Se retrouver un soir de novembre entourée de romans, de récits de voyage, de portraits et de livres d’arts dans leur coffret boisé, oublier que Donald Trump est devenu président des Etats-Unis et se laisser conter Désorientale par son auteur, Négar Djavadi.
Désorientale, désorientée, auteur orientale ou désorientalisée? Désorientale prend le nom d’un chapitre et presque naturellement devient le titre du premier roman de Négar Djavadi.
Si cette auteur n’est pas novice en l’art d’écrire, auteur de poèmes, enfant, puis de pièces de théatre et depuis quelques années scénariste, elle mûrissait le projet d’une saga familiale par laquelle le lecteur comprendrait un siècle d’histoire de l’Iran, celui du 20ème siècle.

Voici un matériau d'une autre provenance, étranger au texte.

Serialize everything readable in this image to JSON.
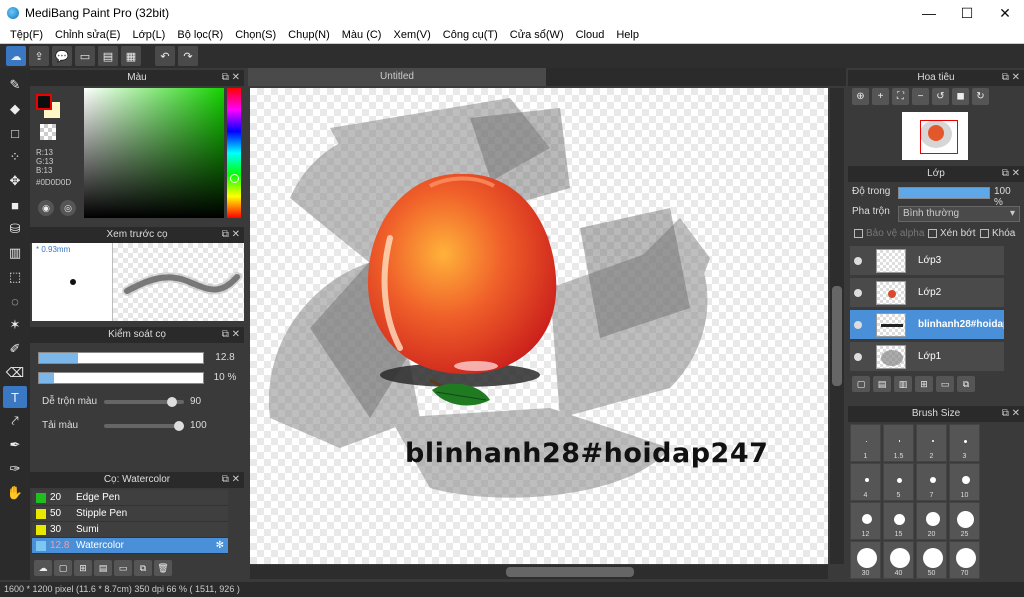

Portée par cette phrase « si tu as quelque chose à dire, écris-le », elle découvre alors, la formidable liberté que lui offre l’écriture d’un roman par rapport à l’écriture de ces habituels scénarios, si codifiés. Cette liberté, elle l’offre également à ces personnages féminins, à Nour, la grand-mère qui s’émancipa d’un mari infidèle, à Sarah, la mère engagée politiquement au côté de son mari comme à Kimiâ, celle qui « ne renonce jamais à se mettre à l’écart du mouvement général », ces femmes qui dessinent la révolte iranienne.
Son écriture reflète également les deux cultures dont elle est issue: celle du conte oriental avec ces disgressions et personnages multiples comme celle de l’auto-fiction plus intimiste à la française.
Kimiâ, la narratrice, s’évade de cette salle d’attente du service de procréation de l’hôpital Cochin, et laisse son esprit vagabonder, sa mémoire la submerge et un personnage en appelant un autre qui appelle à son tour une histoire. Le lecteur, interpellé, entre dans le conte, entre dans l’histoire. Ce jeu d’écriture n’aurait pas été rendu possible sans son expérience de scénariste.
Si ce roman est celui de la mémoire orientale, il reste une fiction, certes comme Kimiâ, Négar Djavadi est née en Iran, l’a quitté clandestinement et reste aujourd’hui une opposante au régime des Mollah; certes elle a fréquenté le même lycée franco-iranien de Téhéran et comme elle s’est trouvée désemparée devant ses petits persans qui ne comprenaient pas le français mais Négar Djavadi n’a pas une mère arménienne et n’a pas non plus de soeurs.
Les personnages des hommes: l’arrière grand-père, Montazemolmolk, seigneur féodal du nord de l’Iran à la frontière de la Russie,  le père, Darius, si singulier, toujours en fuite, homme de conviction à la recherche d’un idéal ou l’oncle N°2 Saddeq qui raconte l’histoire des autres pour ne pas avoir à raconter la sienne, dressent eux-aussi le portrait d’un Iran contemporain, nous accompagnent dans la lecture des codes et des méandres de la culture et de la langue perse « on ne met pas de mots sur l’essentiel, on ne va jamais droit au but, on préfère raconter des histoires. »

Si la musique occidentale ( découvrez la face B de ce roman ) est très présente, tout comme les couleurs utilisées , l’on y retrouve également toute la culture persane avec le poème « la conférence des oiseaux » de Farid ad-Din’Attâr, auteur perse du XIIème siècle ( adapté pour le théatre par Peter Brook et Jean-Claude Carrière ) quand les oiseaux à l’issue d’un long périple à la poursuite de l’oiseau Lyre, « lorsque les trente oiseaux (si-morgh) arrivent au Simorgh : « Lorsqu’ils regardaient du côté du Simorgh ils voyaient que c’était bien le Simorgh qui était en cet endroit, et, s’ils portaient leurs regards vers eux-mêmes, ils voyaient qu’eux-mêmes étaient le Simorgh. »

Khomeiny n’est-il pas le Simorgh des iraniens? N’oublions pas qu’il a quitté l’Iran pendant 16 ans, réfugié en Irak puis en France à Neauphle le Château (sic).

Enfin, quand la volonté d’être éditée l’emporta, son choix se reporte tout naturellement sur Liana Lévi, maison d’édition spécialisée en littérature étrangère et romanesque à qui Négar Djavadi envoie son manuscrit « Je ne sais pas ce que j’aurais fait, si elle ne m’avait pas appelée ».

Et nous retiendrons qu’il faut toujours suivre ses envies car sans « l’envie de parler sans être interrompue » de Négar Djavadi,  nous n’aurions pas eu la chance de la rencontrer ce soir à la librairie Coiffard dans cette belle ville de Nantes.